We asked Vegan blogger Ella Gale to come up with some vegan recipes that everyone can enjoy to celebrate National Vegan Month this November

National Vegan Month

First Ella debunks the myths associated with living and eating a vegan diet, sharing her wisdom this National Vegan Month.

“‘I actually like this…and I’m not even veeeeeegan!’ Amazingly, this is a sentence I have heard on multiple occasions, as if vegan food is bland, boring and unpalatable…” says Ella.

“This outdated view could not be further from the truth – I am a firm believer that food without meat & dairy products can still be great food, even before considering the up soar in vegan-friendly dining experiences. In and out of home plantbased food is a phenomenon with restaurants springing up round the country and supermarkets such as M&S, Aldi and Tesco expanding their vegan-friendly product ranges all the time.

“But whilst I admire those who are full-time, committed vegans, I also recognise that for many the concept of going full-vegan seems unachievable. It’s a defeatist point of view to think that an all-or-nothing approach is the only way to make a different, setting many up for failure & leading most to give up on the idea before even trying it: ‘I would be vegan but I could never give up cheese’ – ring any bells?

Read more: Try Ella’s delicious Sweet Potato & Spinach Curry

“Could the answer be a happy in-between? – a more flexible approach; a diet that encourages us to take responsibility to reduce the negative impact our meat and dairy consumption has on the world, but is not so restrictive that it deters omnivores, flexitarians or vegetarians from giving it a try.

 National Vegan Month

Consuming meat & dairy consciously: a norm shift from animal-based to plant-based meals, we must recognise our contribution as individuals to make a difference on a larger scale.

“Stats from the vegan calculator blow this statement out of the water: One person following a vegan diet for one month could save 30 animals’ lives, 124,917 litres of water and 543 kg of grain that could otherwise used to feed those in need. Annually, one vegan could save 3,322kg of CO2. That’s scary. What that also means is that a flexitarian – that is, a person consciously reducing their consumption of animal and animal products – could have a real positive impact if, say, they cut their meat and dairy consumption in half.

“Vegan-friendly milks use less land, water and generate less CO2 than dairy milk so a simple switch can do a lot of good. There’s so many options to chose from too!

“If that’s not enough, there’s been numerous studies to show vegans live longer, healthier lives.

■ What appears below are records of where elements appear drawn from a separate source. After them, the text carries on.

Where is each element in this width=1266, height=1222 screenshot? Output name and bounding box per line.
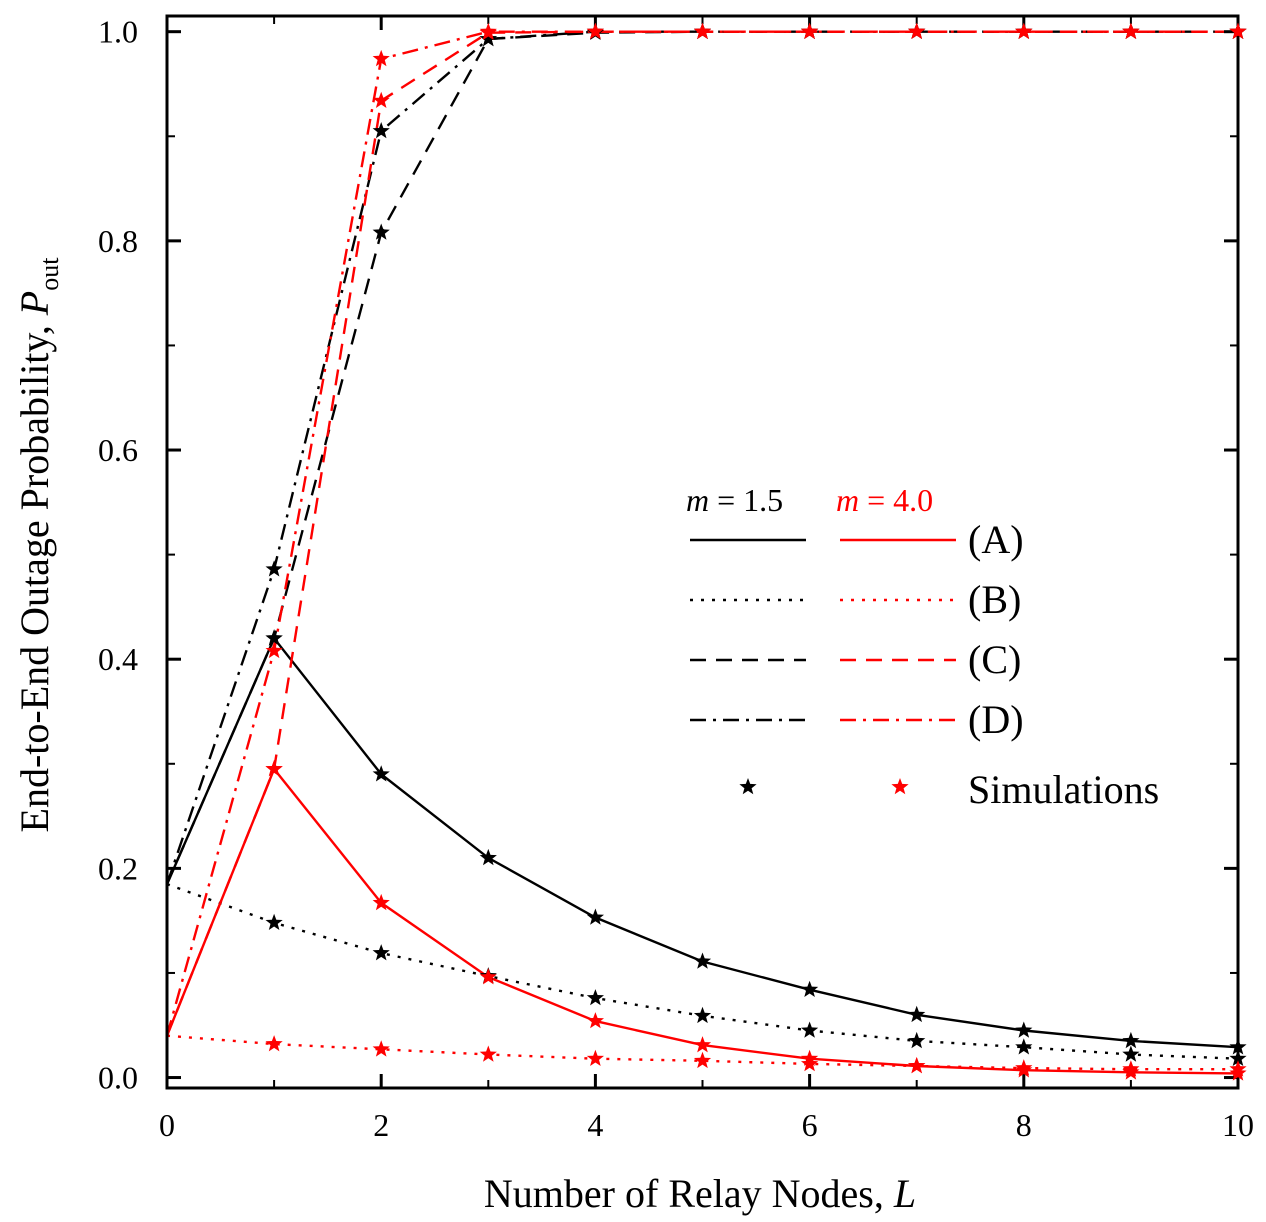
simulation-markers [265,22,1247,1081]
legend-header-m15: m = 1.5 [686,482,783,518]
simulation-star-marker [372,1040,390,1057]
simulation-star-marker [1122,1060,1140,1077]
legend-label-d: (D) [968,697,1024,742]
x-tick-label: 10 [1222,1107,1254,1143]
simulation-star-marker [265,641,283,659]
simulation-star-marker [479,1045,497,1062]
legend-header-m40: m = 4.0 [836,482,933,518]
legend-label-c: (C) [968,637,1021,682]
y-tick-label: 1.0 [98,14,138,50]
series-line-a-m15 [165,635,1239,1049]
simulation-star-marker [693,22,712,39]
simulation-star-marker [586,22,604,39]
simulation-star-marker [693,1036,712,1053]
x-tick-label: 8 [1016,1107,1032,1143]
y-axis-label: End-to-End Outage Probability, Pout [12,257,64,833]
x-tick-label: 2 [373,1107,389,1143]
x-tick-label: 6 [802,1107,818,1143]
simulation-star-marker [1229,22,1247,39]
legend-star-m15 [739,778,757,795]
simulation-star-marker [1015,1021,1033,1038]
simulation-star-marker [586,989,604,1006]
series-line-d-m40 [165,30,1238,1037]
simulation-star-marker [1015,22,1033,39]
simulation-star-marker [372,765,390,782]
plot-frame [165,14,1240,1090]
simulation-star-marker [586,1012,604,1029]
simulation-star-marker [908,1057,926,1074]
simulation-star-marker [265,913,283,930]
legend-samples [690,538,956,795]
series-layer [165,30,1239,1075]
series-line-d-m15 [165,30,1238,885]
y-tick-label: 0.2 [98,850,138,886]
simulation-star-marker [479,848,497,866]
legend: m = 1.5 m = 4.0 (A) (B) (C) (D) Simulati… [686,482,1159,812]
x-tick-label: 4 [587,1107,603,1143]
simulation-star-marker [693,1051,712,1069]
simulation-star-marker [693,952,712,969]
simulation-star-marker [908,1005,926,1023]
y-tick-label: 0.0 [98,1060,138,1096]
simulation-star-marker [372,223,390,240]
simulation-star-marker [1122,1045,1140,1062]
simulation-star-marker [372,49,390,67]
legend-label-a: (A) [968,517,1024,562]
axis-ticks: 0 2 4 6 8 10 0.0 0.2 0.4 0.6 0.8 1.0 [98,14,1254,1143]
series-line-b-m40 [166,1034,1238,1071]
simulation-star-marker [693,1006,712,1024]
y-tick-label: 0.4 [98,641,138,677]
x-tick-label: 0 [159,1107,175,1143]
y-tick-label: 0.6 [98,432,138,468]
legend-label-b: (B) [968,577,1021,622]
simulation-star-marker [801,1021,819,1038]
simulation-star-marker [801,980,819,997]
simulation-star-marker [265,1035,283,1052]
series-line-c-m15 [165,30,1238,885]
simulation-star-marker [1229,1038,1247,1055]
simulation-star-marker [801,1054,819,1072]
legend-star-m40 [891,778,909,795]
simulation-star-marker [908,1031,926,1049]
simulation-star-marker [479,22,497,39]
simulation-star-marker [479,968,497,985]
simulation-star-marker [908,22,926,39]
simulation-star-marker [372,122,390,139]
simulation-star-marker [1015,1059,1033,1076]
simulation-star-marker [372,944,390,961]
simulation-star-marker [372,91,390,108]
simulation-star-marker [265,629,283,646]
simulation-star-marker [1229,1049,1247,1066]
simulation-star-marker [265,760,283,777]
simulation-star-marker [586,908,604,925]
series-line-a-m40 [165,766,1239,1075]
series-line-c-m40 [165,30,1238,1037]
simulation-star-marker [1122,1031,1140,1049]
legend-label-simulations: Simulations [968,767,1159,812]
simulation-star-marker [1122,22,1140,39]
simulation-star-marker [265,560,283,577]
simulation-star-marker [479,30,497,47]
simulation-star-marker [372,893,390,911]
simulation-star-marker [586,1049,604,1066]
series-line-b-m15 [166,882,1239,1060]
x-axis-label: Number of Relay Nodes, L [484,1171,916,1216]
simulation-star-marker [1015,1038,1033,1055]
simulation-star-marker [801,22,819,39]
simulation-star-marker [1229,1060,1247,1077]
y-tick-label: 0.8 [98,223,138,259]
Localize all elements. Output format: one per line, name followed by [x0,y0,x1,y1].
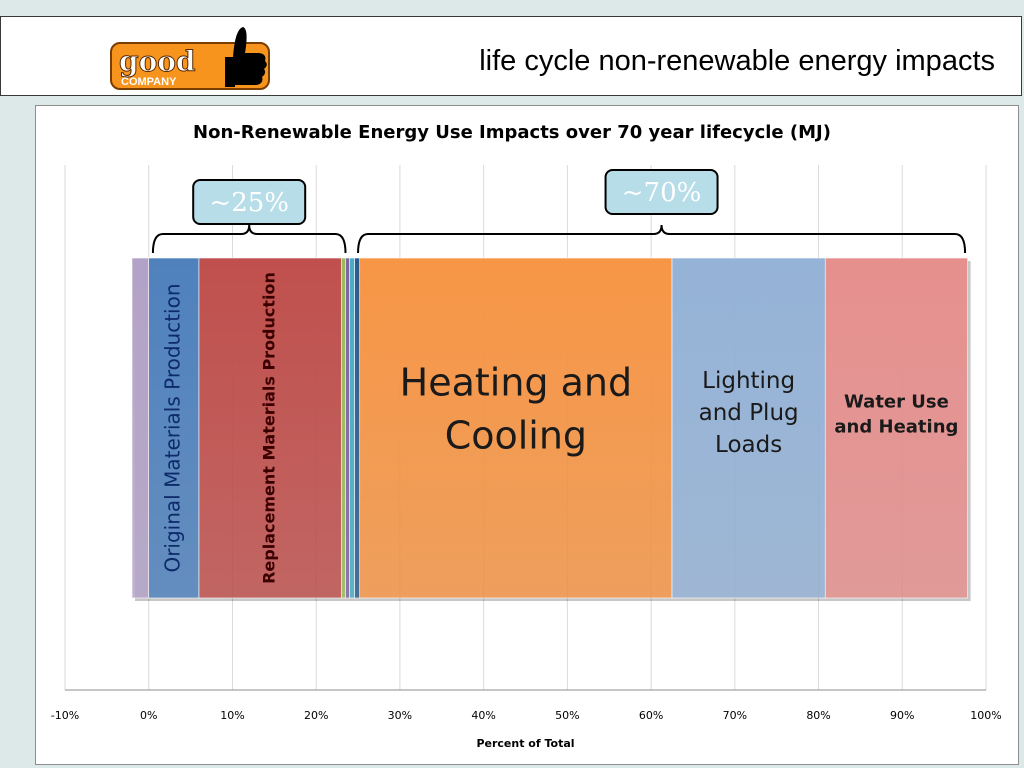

Read more: The best recipe food kits that will teach you how to cook

But humans are supposed to eat meat!’ 

“Although our ancestors ate meat, their meat consumption was radically different to modern day factory farmed, mechanically reconstituted, processed, hormone injected meat that is on the plate today. Unless you are hunting your own deer or wild boar (unlikely) this point is moot.

‘Okay, I’m interested, but where do I start?’

“A day, a week, a month eating as vegans do will engage brain to pay attention to the food we are consuming and recognise it for what it is and where it’s come from. What better time to do this than World Vegan Month or sign up for Veganuary. Give some @lentilface recipes a go with your friends and family and enjoy trying something new!”

Ella’s Top Tips for reducing meat & dairy consumption this National Vegan Month

#1 Be mindful of the ingredients you are using & where they’ve come from#

#2 Get creative in the kitchen – try new recipes and substitute ingredients with the multitude of plantbased alternatives now readily available

#3 Enjoy the food! What we eat is a huge part of life so find ingredients and dishes you love preparing, cooking and most importantly eating. Vegan can be delicious!

“In summary, flexitarianism has backing by environmental and social sciences and you will lose nothing by giving it a go. If you aren’t open to becoming vegan or vegetarian, at least be a vegan ally by learning more about the cause and trying some new recipes; you just might enjoy it.